I learned what is known as pigeon signing. Basically instead of signing a sentence, you are signing just the key words in a sentence. Of course, to encourage eye contact, we were signing near our face so he would have to look at us. We were talking as we signed also so he could still hear the words associated with the signs.
Seeing my son pick up the signs and start to use them was a major victory step for us. He started signing at thirteen months and by the age of twenty-one months, he could sign well over 200 words. The violent tendencies stopped. The nonstop crying stopped.
The obstacles weren’t over yet though. At age two, the speech pathologist broached the subject of autism with me. She had worked with numerous autistic children, and the sensory issues were beginning to become more apparent in my son. I started to absorb everything I could read on the subject. It all seemed to fit.
We talked about how he wasn’t sleeping at night still. The very next visit, she showed up with a weighted blanket. It was a hand made blanket with ten slots in it. In each slot was a pound of washers fit together by a nylon. They could be removed to make the blanket lighter. The very first night I put it on my son at bedtime, he slept through the night. Sweet relief to have a full night’s sleep!
Suddenly right after his second birthday, my son stopped signing.

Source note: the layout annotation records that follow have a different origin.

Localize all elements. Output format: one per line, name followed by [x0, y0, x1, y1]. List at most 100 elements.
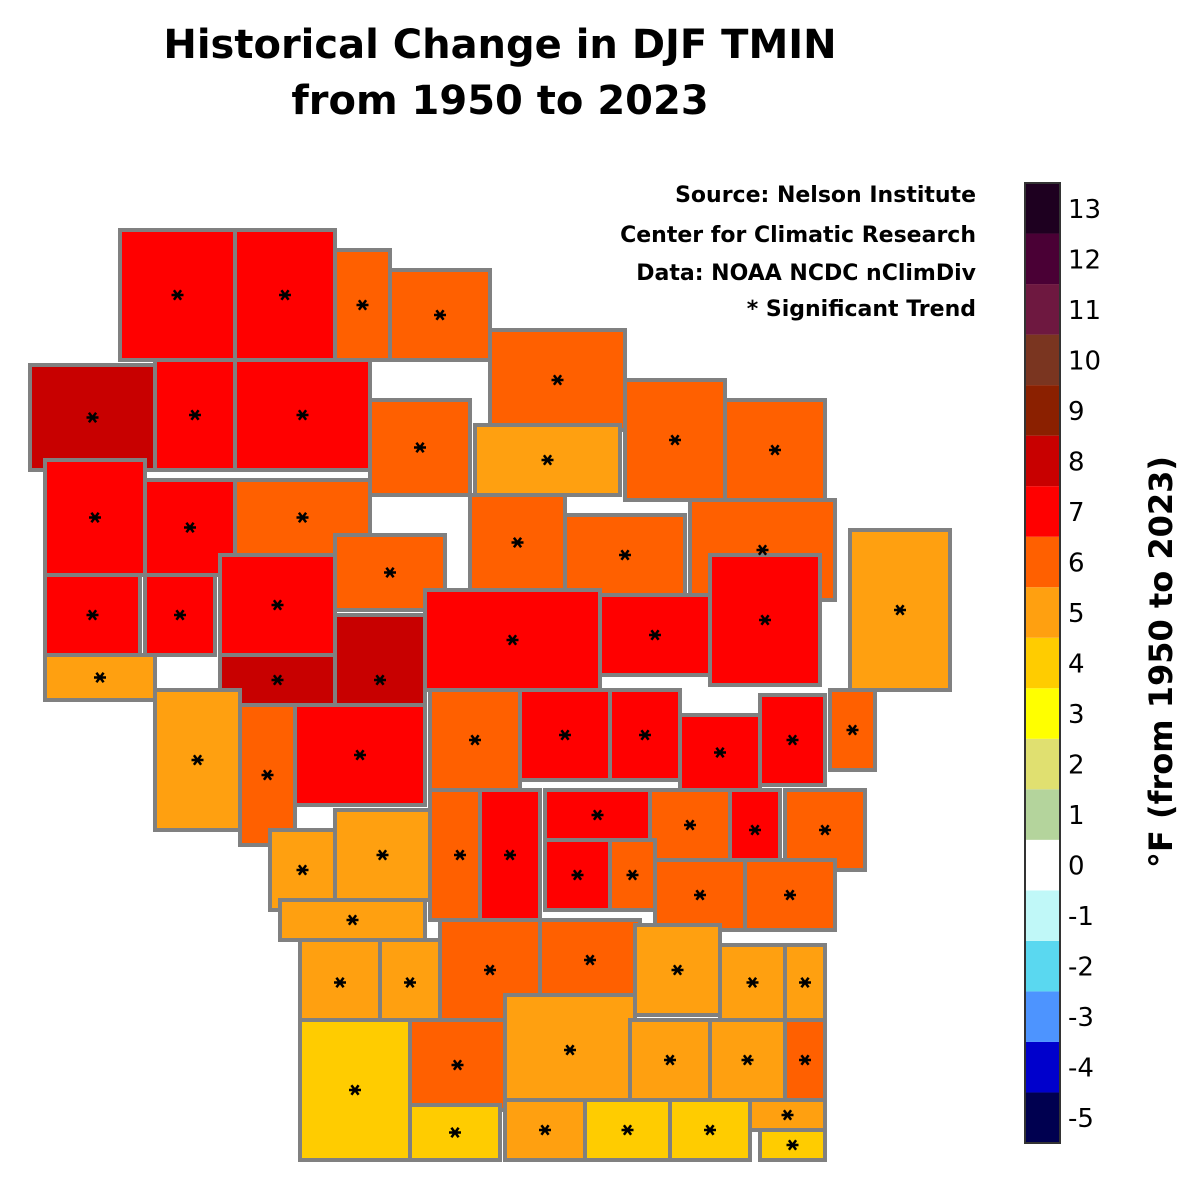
significance-star: [451, 1059, 464, 1071]
significance-star: [539, 1124, 551, 1136]
significance-star: [296, 864, 309, 876]
colorbar-tick-label: -3: [1068, 1003, 1094, 1033]
significance-star: [414, 441, 426, 454]
significance-star: [504, 849, 516, 861]
significance-star: [786, 1139, 799, 1151]
significance-star: [184, 521, 196, 534]
significance-star: [449, 1126, 461, 1139]
significance-star: [746, 976, 759, 989]
colorbar-swatch: [1025, 536, 1060, 588]
colorbar-tick-label: 5: [1068, 599, 1085, 629]
map-title: from 1950 to 2023: [291, 78, 708, 124]
colorbar-tick-label: 11: [1068, 296, 1101, 326]
colorbar-tick-label: 0: [1068, 852, 1085, 882]
colorbar-tick-label: 10: [1068, 346, 1101, 376]
significance-star: [86, 609, 99, 621]
county: [368, 398, 472, 497]
significance-star: [669, 434, 681, 446]
significance-star: [484, 964, 496, 976]
significance-star: [664, 1054, 676, 1066]
colorbar-swatch: [1025, 435, 1060, 487]
significance-star: [591, 809, 604, 821]
significance-star: [261, 769, 274, 781]
significance-star: [271, 674, 284, 686]
colorbar-swatch: [1025, 1041, 1060, 1093]
significance-star: [346, 914, 359, 926]
significance-star: [356, 299, 369, 311]
significance-star: [376, 849, 389, 861]
significance-star: [799, 976, 811, 989]
county: [608, 688, 682, 782]
significance-star: [374, 674, 386, 686]
colorbar-swatch: [1025, 385, 1060, 436]
colorbar-tick-label: 13: [1068, 195, 1101, 225]
significance-star: [279, 289, 291, 301]
colorbar-tick-label: -4: [1068, 1054, 1094, 1084]
county: [598, 593, 712, 677]
significance-star: [784, 889, 796, 901]
significance-star: [626, 869, 639, 881]
legend-note: * Significant Trend: [747, 297, 976, 322]
significance-star: [749, 824, 761, 836]
colorbar-swatch: [1025, 334, 1060, 386]
significance-star: [619, 549, 631, 561]
significance-star: [559, 729, 571, 741]
significance-star: [819, 824, 831, 836]
significance-star: [334, 976, 346, 989]
colorbar-tick-label: 8: [1068, 447, 1085, 477]
significance-star: [271, 599, 284, 611]
significance-star: [756, 544, 769, 556]
colorbar-swatch: [1025, 233, 1060, 285]
significance-star: [541, 454, 554, 466]
colorbar-tick-label: 4: [1068, 650, 1085, 680]
colorbar-tick-label: 1: [1068, 801, 1085, 831]
colorbar-tick-label: -2: [1068, 953, 1094, 983]
significance-star: [671, 964, 684, 976]
colorbar-tick-label: 6: [1068, 548, 1085, 578]
significance-star: [296, 409, 309, 421]
significance-star: [571, 869, 584, 881]
colorbar-swatch: [1025, 637, 1060, 689]
colorbar-tick-label: 7: [1068, 498, 1085, 528]
significance-star: [694, 889, 706, 901]
colorbar-swatch: [1025, 991, 1060, 1042]
significance-star: [296, 511, 309, 524]
significance-star: [639, 729, 651, 741]
significance-star: [349, 1084, 361, 1096]
colorbar-swatch: [1025, 839, 1060, 891]
significance-star: [714, 746, 726, 759]
significance-star: [86, 411, 99, 424]
significance-star: [846, 724, 859, 736]
colorbar-swatch: [1025, 183, 1060, 234]
data-note: Data: NOAA NCDC nClimDiv: [636, 261, 976, 286]
significance-star: [454, 849, 466, 861]
significance-star: [741, 1054, 754, 1066]
significance-star: [189, 409, 201, 421]
significance-star: [621, 1124, 634, 1136]
colorbar-swatch: [1025, 890, 1060, 941]
colorbar-tick-label: 12: [1068, 245, 1101, 275]
source-note: Center for Climatic Research: [620, 223, 976, 248]
colorbar-tick-label: -1: [1068, 902, 1094, 932]
counties: [28, 228, 952, 1162]
significance-star: [781, 1109, 794, 1121]
colorbar-tick-label: -5: [1068, 1104, 1094, 1134]
colorbar-tick-label: 9: [1068, 397, 1085, 427]
significance-star: [354, 749, 366, 761]
significance-star: [469, 734, 481, 746]
map-title: Historical Change in DJF TMIN: [163, 22, 836, 68]
significance-star: [89, 511, 101, 524]
significance-star: [584, 954, 596, 966]
colorbar-swatch: [1025, 587, 1060, 638]
significance-star: [94, 671, 106, 684]
significance-star: [786, 734, 799, 746]
significance-star: [174, 609, 186, 621]
colorbar-swatch: [1025, 738, 1060, 790]
colorbar-tick-label: 3: [1068, 700, 1085, 730]
significance-star: [551, 374, 564, 386]
colorbar-swatch: [1025, 284, 1060, 335]
colorbar-swatch: [1025, 789, 1060, 840]
significance-star: [564, 1044, 576, 1056]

Refused to do it, refused to look at anyone once again. If we signed to him, he would get angry. At a loss, I turned to the speech pathologist. She decided to experiment and started signing full sentences to him. Wow – what a change. It was exactly what he wanted and needed to progress. Within days he was back to signing and again, the violent tendencies stopped. He could communicate on a full level with us.
As he was progressing through Early Intervention, it became necessary to make my son his “signing book”. It was a book full of pictures and words of all the signs he could do. This is a book he carried with him if he went somewhere I wasn’t such as the Church’s Sunday School class. This helped his other “teachers” or baby-sitters to understand exactly what he was trying to say to them.